Sim, este Europeu de futebol consagrou a vitória do futebol honesto, desse futebol que é mais feito de jogo puro, que celebra e estima o espectador, que reconhece e eleva o talento, mesmo quando este desperta da dimensão coletiva da equipa. Não se trata, assinale-se, de um futebol honesto no sentido de estar em oposição a um futebol viciado e batoteiro, mas de um futebol que renega a ditadura de um sistema acima de todas as coisas, que abdica da ideia desconsoladora de que não sofrer golos deve ser a prioridade na garantia do sucesso e que os grandes torneios se ganham não pela maneira como se joga, mas pela maneira como não se deixa o adversário jogar.
Há, de facto, equipas que jogam para não deixar jogar e que recorrem a estratégias de sobrevivência que tornam o futebol entediante. E há equipas que, mesmo sendo virtuosas, têm como primeiro objetivo matar as virtudes alheias. O futebol resiste a tudo isto e até permite pensar que é nessa diversidade que ele supera todas as outras modalidades coletivas. No entanto, importa reconhecer que é no outro futebol, no futebol jogado no campo todo, palmo a palmo disputado como se de cada centímetro com bola dependesse a vida, no futebol alegre e vibrante, sem tempos mortos, sem jogadores estatelados no chão por mera estratégia de antijogo, sem árbitros ameaçados na sua função, que o futebol ganha a atenção do mundo e regenera os seus fãs.

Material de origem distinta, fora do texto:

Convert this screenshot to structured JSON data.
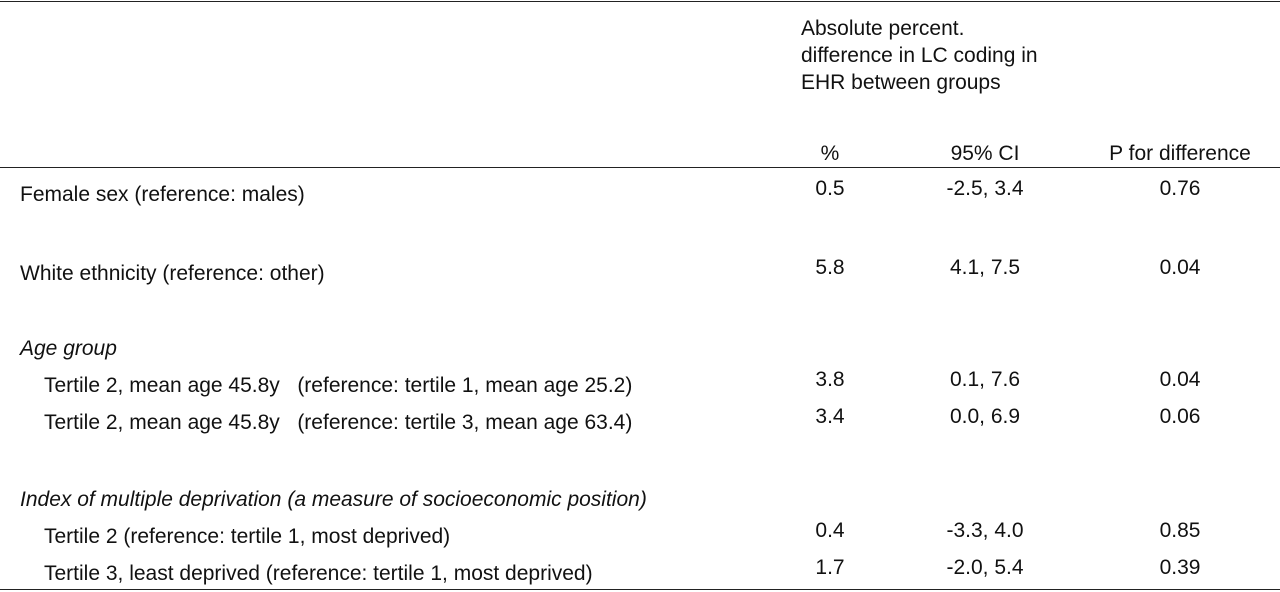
{
  "header": {
    "group_lines": [
      "Absolute percent.",
      "difference in LC coding in",
      "EHR between groups"
    ],
    "col_pct": "%",
    "col_ci": "95% CI",
    "col_p": "P for difference"
  },
  "rows": [
    {
      "label": "Female sex (reference: males)",
      "pct": "0.5",
      "ci": "-2.5, 3.4",
      "p": "0.76"
    },
    {
      "label": "White ethnicity (reference: other)",
      "pct": "5.8",
      "ci": "4.1, 7.5",
      "p": "0.04"
    },
    {
      "label": "Age group"
    },
    {
      "label": "Tertile 2, mean age 45.8y   (reference: tertile 1, mean age 25.2)",
      "pct": "3.8",
      "ci": "0.1, 7.6",
      "p": "0.04"
    },
    {
      "label": "Tertile 2, mean age 45.8y   (reference: tertile 3, mean age 63.4)",
      "pct": "3.4",
      "ci": "0.0, 6.9",
      "p": "0.06"
    },
    {
      "label": "Index of multiple deprivation (a measure of socioeconomic position)"
    },
    {
      "label": "Tertile 2 (reference: tertile 1, most deprived)",
      "pct": "0.4",
      "ci": "-3.3, 4.0",
      "p": "0.85"
    },
    {
      "label": "Tertile 3, least deprived (reference: tertile 1, most deprived)",
      "pct": "1.7",
      "ci": "-2.0, 5.4",
      "p": "0.39"
    }
  ]
}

Neste Europeu, para sorte do futebol e para sorte de quem dele gosta, há uma vitória clara e nítida do que chamamos futebol honesto. Deixemos, por um momento, a questão nacional e pensemos nos jogos das meias finais, onde, infelizmente, Portugal já não esteve. O Espanha-França e os Países Baixos – Inglaterra foram jogos apaixonantes, que levaram os adeptos ao delírio. Daí que final de amanhã, entre a Espanha e a Inglaterra, seja tão apetecida.
Pena que temos de Portugal não ter estado, neste Europeu, do lado certo do futebol. Uma Seleção de belíssimos talentos que se perdeu, algures no tempo, deixando para trás os seus valores mais preciosos. Uma equipa que trata a bola com pés de veludo, sábia e criativa, capaz de deslumbrar, mas que não acreditou no seu poder de magia e quis apenas ser uma equipa competente e resultadista. Ideia fixa no sistema, preso a um futebol de régua e esquadro, a um futebol de Excel, que se sentia perturbado pelos rasgos de Rafael Leão, pelas incursões subversivas de Cancelo ou de Nuno Mendes, pela ousadia reprimida de Bernardo e apenas se encaixava na triste nostalgia de Cristiano.

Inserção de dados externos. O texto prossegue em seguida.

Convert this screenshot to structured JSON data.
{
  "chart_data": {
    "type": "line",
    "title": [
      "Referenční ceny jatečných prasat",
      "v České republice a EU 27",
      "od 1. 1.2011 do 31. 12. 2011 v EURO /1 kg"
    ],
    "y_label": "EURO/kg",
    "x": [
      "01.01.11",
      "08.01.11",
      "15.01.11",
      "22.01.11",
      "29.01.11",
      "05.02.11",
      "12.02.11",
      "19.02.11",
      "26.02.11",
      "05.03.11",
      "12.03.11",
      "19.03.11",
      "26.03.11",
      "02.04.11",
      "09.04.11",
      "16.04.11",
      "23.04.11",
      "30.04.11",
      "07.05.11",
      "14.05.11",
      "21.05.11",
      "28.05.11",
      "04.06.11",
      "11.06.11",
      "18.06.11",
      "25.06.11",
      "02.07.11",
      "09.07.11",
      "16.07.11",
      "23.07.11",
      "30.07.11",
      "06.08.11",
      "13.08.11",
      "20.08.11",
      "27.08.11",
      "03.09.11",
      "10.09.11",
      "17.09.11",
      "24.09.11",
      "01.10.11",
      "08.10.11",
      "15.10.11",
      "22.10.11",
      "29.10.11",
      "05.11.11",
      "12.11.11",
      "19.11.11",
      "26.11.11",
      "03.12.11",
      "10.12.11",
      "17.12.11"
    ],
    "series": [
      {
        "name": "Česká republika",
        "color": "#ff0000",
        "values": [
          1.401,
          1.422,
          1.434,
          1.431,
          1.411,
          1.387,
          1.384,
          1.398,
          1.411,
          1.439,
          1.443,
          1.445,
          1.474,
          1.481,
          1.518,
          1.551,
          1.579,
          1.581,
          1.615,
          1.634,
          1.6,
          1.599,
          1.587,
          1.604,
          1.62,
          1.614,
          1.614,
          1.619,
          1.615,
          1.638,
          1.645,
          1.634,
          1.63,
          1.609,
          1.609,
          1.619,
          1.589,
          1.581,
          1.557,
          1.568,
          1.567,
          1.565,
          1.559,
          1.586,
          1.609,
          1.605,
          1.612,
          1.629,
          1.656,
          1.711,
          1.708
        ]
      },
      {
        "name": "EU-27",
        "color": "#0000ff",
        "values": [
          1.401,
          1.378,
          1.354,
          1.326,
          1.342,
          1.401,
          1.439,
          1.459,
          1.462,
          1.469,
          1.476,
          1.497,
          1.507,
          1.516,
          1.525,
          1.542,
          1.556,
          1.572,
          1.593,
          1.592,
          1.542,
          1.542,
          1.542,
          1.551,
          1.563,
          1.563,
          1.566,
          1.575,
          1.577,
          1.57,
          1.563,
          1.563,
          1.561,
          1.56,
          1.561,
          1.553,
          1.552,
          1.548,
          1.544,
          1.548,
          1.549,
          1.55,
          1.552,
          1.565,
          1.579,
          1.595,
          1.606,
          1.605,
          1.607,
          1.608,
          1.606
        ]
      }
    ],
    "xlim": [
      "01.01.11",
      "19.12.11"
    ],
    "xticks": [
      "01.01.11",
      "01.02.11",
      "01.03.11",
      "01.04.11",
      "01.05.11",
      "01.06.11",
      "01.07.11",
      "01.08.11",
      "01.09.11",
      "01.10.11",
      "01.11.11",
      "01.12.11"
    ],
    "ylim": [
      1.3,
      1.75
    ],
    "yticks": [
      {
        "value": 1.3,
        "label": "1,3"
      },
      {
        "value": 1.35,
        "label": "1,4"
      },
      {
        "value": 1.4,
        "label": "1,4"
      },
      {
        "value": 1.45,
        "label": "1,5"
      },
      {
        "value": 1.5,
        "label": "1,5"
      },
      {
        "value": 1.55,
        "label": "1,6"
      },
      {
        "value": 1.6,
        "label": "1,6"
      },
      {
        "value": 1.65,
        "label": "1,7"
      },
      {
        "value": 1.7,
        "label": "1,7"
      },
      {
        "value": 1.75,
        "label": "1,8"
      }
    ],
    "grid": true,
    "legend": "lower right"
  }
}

Tudo acabou num remate estatelado no poste e depois disso nada de exaltante ficou na memória. E esse simples facto, numa seleção que tem os valores individuais que tem, é profundamente lamentável. Porque poderíamos ter sido, de novo, campeões europeus? Não. Porque poderíamos ter sido uma seleção lembrada pela afirmação da sua qualidade e acabámos por ser uma seleção da qual já ninguém verdadeiramente se lembra.
Será que, ao menos, aprendemos alguma coisa para o futuro? Será que Roberto Martinez, um senhor na vida e na relação com os portugueses, admitirá que errou e que existem valores competitivos que não se protegem apenas com a gratidão aos velhos heróis que já não traçam armas? Oxalá que sim.
Antes de o sabermos, fiquemos ansiosamente à espera do grande jogo de amanhã. Eu diria, talvez a Espanha se confirme e leve a Taça para aqui ao lado, fica perto e fica bem. Ou talvez não. Talvez esta Inglaterra que tão mal começou, sem brilho e sem aparente ambição, tenha crescido tanto que ainda tenha condições de tornar a surpresa maior. As incertezas do futebol continuam a ser o seu maior sortilégio."